Assistant Public Relations Manager Thandiwe Tembo said the council has been losing revenue due to street vending which has also contributed to denting the image of the district.
Tembo said the vendors have advised to occupy the vacant stands in markets as opposed to trading along the corridors of city buildings.
“Most of the traders in the markets have deserted their trading spaces and opted to trade from the streets. This has caused a lot of dirty to accumulate in the streets, some corridors have become impassable.
“We gave them a one week ultimatum to move back to the markets and occupy the empty stands,” Tembo said.
“we are also losing revenue because we do not collect any levies from vendors who are on the streets. They will have to comply with this directive failure to which we will have to use minimum force to move them out of the streets of Mufulira.”
Meanwhile, the vendors have complained of not having been given enough time to relocate from the streets.
They said the decision by the local authority to drive them out of the streets will make them even more vulnerable.

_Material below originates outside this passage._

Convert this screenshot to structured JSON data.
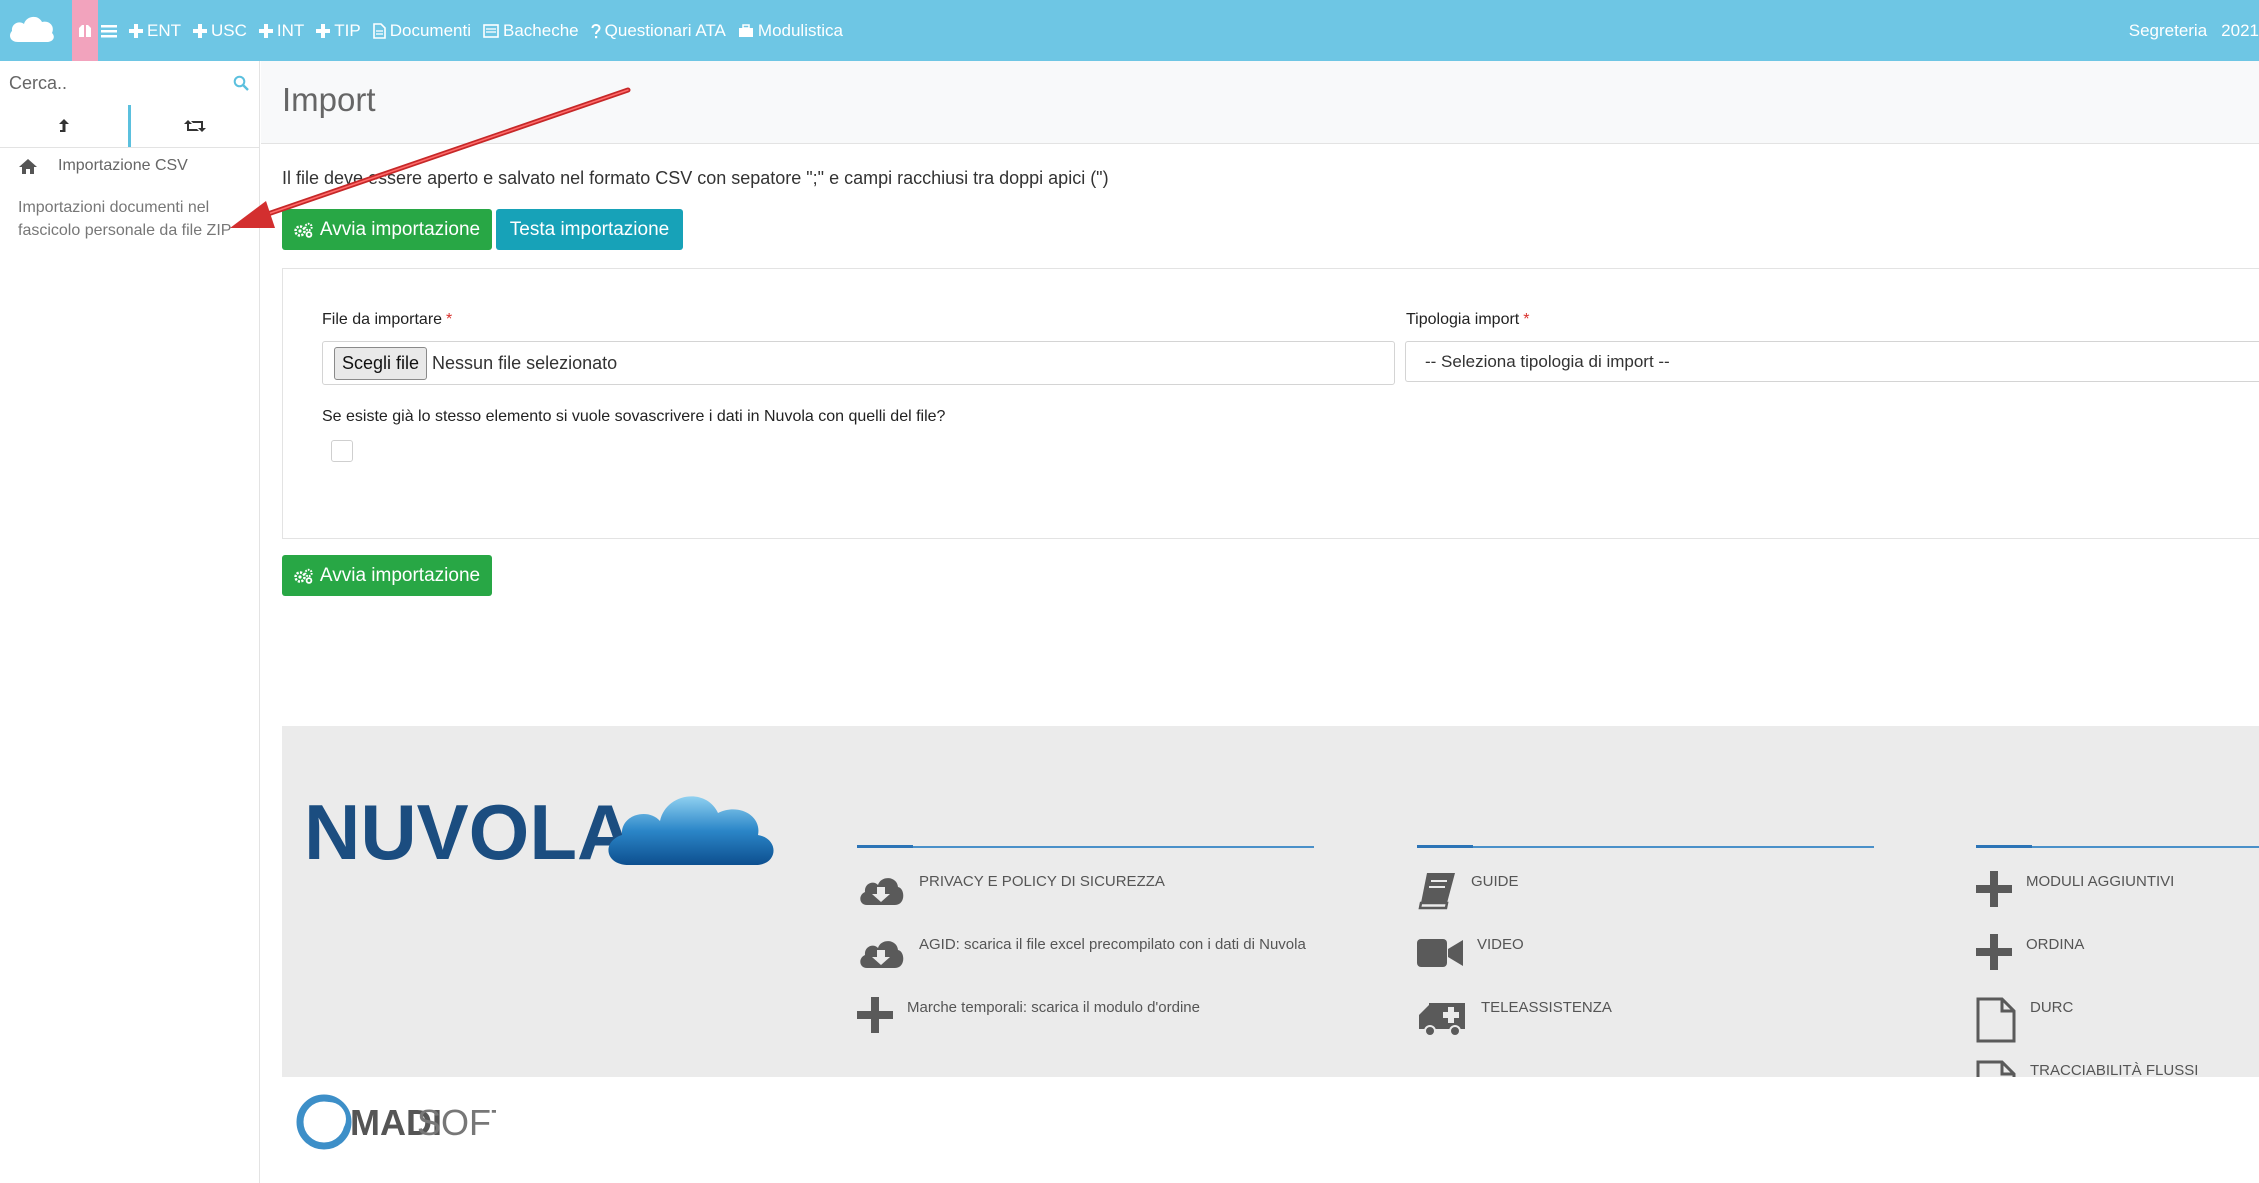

“This is our own means of survival, so if we are chased where we going to trade from? The council should just be fair. The Markets they are talking about have no trading places; those stands they are talking about have owners,” one of the street vendors said.
The vendors have appealed to President Edgar Lungu to intervene and allow them continue trading on the streets.
“The President should protect us at least, there are no jobs elsewhere and this is our only means of survival,” the female vendor said.
Street vending is a problem for many cities in the country with local authorities having a tough time dealing with it.